The six groups then fed back to the workshop as a whole. Policy interventions were proposed to: reduce red meat waste from households through ‘smart labelling’; and to both provide guidance for industry on optimised product shelf life and on creating infrastructure and outlets for use of food outside of its shelf life. The ‘Design a Campaign’ challenge was taken up to develop food skills of students to reduce food waste within the home. WRAP research has shown young people waste more than food than other age groups.

Three groups took up the ‘Research Project’ remit, offering ambitious designs to: understand how shopper diversity and different modes of provision (online, convenience stores etc.) affect food waste; understand young people’s food consumption practices; and understand how the imperatives of food waste and nutritional policy interact (and potentially conflict) in institutional settings such as schools and hospitals.

Dr Julian Parfitt (Anthesis Group), special advisor to the House of Lords Inquiry, gave the concluding keynote on ‘Closing the gap between policy and evidence gathering’.  Julian was able to report on the House of Lord’s debate he attended just the day before, held in response to the Inquiry’s report. Issues were raised about the gap between policy and evidence gathering at EU level, with a lack of consistency across Europe, and tensions between ‘standard of evidence’ and ‘urgency of action’. Julian concluded on the need for closer linking of food waste, food security and food sustainability, and for policy and actions that support whole supply chain approaches.

 

 

What makes the food waste issue different?

Why has the consensus and coalition around food waste emerged so rapidly? We suggest there are four key enabling conditions. Firstly, the key stakeholders approach the issue through largely shared understandings of food poverty, food security, and climate change.

Secondly, there’s the stage in the ‘lifecycle’ of the wider issue of waste. WRAP’s public interventions, especially publishing credible figures on food waste, have been crucial. It’s meant that the stage of getting the specific issue of food waste on the agenda—often a lengthy process of campaigning—has been rapidly transcended by the stage of problem solving. As one of our NGO interviewees noted, the issue of food waste “happened to come along at the same time that households were becoming relatively mature in their understanding of the waste issue because of recycling—we just hadn’t thought about food.”
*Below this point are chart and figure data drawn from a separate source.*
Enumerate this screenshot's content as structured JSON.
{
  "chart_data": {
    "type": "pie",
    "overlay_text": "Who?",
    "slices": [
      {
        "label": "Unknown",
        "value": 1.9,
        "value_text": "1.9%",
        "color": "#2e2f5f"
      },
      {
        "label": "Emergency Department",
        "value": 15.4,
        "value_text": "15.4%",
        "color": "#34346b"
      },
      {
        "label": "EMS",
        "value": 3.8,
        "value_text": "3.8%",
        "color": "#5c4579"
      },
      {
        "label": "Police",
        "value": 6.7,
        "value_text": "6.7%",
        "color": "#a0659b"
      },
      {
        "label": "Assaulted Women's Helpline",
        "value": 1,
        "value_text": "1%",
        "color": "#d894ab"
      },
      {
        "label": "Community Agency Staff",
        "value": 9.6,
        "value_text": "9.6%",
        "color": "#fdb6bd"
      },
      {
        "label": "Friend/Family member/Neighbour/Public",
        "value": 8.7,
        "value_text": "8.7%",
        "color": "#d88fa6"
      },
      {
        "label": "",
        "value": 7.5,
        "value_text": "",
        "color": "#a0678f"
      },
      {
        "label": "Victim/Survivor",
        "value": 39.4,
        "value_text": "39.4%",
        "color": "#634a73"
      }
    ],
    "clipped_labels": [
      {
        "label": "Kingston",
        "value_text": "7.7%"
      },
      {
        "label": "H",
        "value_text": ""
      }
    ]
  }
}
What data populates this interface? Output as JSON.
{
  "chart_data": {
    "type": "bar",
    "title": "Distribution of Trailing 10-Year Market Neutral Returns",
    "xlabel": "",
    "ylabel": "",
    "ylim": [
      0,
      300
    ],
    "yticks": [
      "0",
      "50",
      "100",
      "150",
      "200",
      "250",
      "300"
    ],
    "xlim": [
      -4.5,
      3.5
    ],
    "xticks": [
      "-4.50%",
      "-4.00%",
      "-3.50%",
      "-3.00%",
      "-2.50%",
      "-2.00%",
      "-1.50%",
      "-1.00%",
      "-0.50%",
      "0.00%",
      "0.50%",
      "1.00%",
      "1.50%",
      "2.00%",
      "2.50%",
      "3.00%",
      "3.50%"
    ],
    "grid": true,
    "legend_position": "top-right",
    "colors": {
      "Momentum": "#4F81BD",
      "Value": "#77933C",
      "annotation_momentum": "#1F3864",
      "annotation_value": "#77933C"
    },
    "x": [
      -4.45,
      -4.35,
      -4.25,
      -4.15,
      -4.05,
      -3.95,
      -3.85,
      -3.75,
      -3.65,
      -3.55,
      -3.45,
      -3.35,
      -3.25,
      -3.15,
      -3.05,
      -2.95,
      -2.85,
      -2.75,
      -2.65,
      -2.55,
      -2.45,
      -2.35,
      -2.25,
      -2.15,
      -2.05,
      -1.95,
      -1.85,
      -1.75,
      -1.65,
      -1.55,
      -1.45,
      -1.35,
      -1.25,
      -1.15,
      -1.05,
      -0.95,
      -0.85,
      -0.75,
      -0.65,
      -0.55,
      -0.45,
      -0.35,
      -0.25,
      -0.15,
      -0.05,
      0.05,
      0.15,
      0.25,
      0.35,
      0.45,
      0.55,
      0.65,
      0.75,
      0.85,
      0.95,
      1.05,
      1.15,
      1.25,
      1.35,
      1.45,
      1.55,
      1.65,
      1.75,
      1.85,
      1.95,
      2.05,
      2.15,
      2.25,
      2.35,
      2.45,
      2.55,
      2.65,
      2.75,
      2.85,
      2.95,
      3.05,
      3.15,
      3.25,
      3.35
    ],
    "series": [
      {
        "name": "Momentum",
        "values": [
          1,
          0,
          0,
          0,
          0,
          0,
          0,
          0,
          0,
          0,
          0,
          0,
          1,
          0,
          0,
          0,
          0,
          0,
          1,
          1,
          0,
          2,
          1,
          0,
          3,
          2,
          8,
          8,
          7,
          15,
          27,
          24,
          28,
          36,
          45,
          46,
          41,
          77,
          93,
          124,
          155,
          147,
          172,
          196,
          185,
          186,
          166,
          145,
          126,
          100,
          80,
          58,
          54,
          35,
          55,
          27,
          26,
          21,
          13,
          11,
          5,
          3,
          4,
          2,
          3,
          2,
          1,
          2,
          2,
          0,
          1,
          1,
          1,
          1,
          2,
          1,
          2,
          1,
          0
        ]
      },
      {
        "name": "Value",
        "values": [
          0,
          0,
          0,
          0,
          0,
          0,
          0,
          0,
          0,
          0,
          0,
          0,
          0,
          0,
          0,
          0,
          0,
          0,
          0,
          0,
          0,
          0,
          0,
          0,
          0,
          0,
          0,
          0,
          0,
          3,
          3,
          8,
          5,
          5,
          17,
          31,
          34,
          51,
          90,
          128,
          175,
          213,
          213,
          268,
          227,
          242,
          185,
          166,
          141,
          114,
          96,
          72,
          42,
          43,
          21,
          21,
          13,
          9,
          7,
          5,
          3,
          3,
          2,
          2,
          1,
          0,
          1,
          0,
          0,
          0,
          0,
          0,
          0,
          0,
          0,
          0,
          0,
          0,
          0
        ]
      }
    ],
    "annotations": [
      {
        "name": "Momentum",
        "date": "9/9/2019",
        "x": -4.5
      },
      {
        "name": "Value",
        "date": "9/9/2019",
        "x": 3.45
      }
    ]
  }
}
Thirdly, there’s the clear lack of a counter-constituency. Unlike, for example, genetic modification, it is not an issue where opposing interests support a counter-narrative.
Lastly, there’s something specific about food. As one respondent noted, “there’s something really fundamental about food that goes right to the human soul”. There’s a visceral sense that “food waste is morally repugnant”, as Baroness Scott, chair of the House of Lords Inquiry, put it.

Food waste draws upon an existing moral repertoire. One retailer noted, “our colleagues care about the issue, our suppliers care about the issue.  And our customers clearly care about the issue”. It’s useful to contrast practices relating to food waste with those relating to energy—whilst energy is hidden and invisible, food is material and tangible. Whilst there are strong moral reactions to food waste, calling on this already existing repertoire of norms, promoting new norms for sustainability in relation to energy use is fraught with difficulty.

So, the potential for real and lasting change around food waste is exciting. The gains are enormous. Eliminating avoidable food waste in the UK would be the equivalent reduction in greenhouse gas emissions of taking one in four cars off the road. And according to the Institute of Mechanical Engineers tackling global food waste could meet the growth needed in global food production to feed the projected population of 2075 without substantial increase in land use.

The Households, Retailers and Food Waste Transitions project concludes next year and will be reporting its findings through a dissemination event and stakeholder report.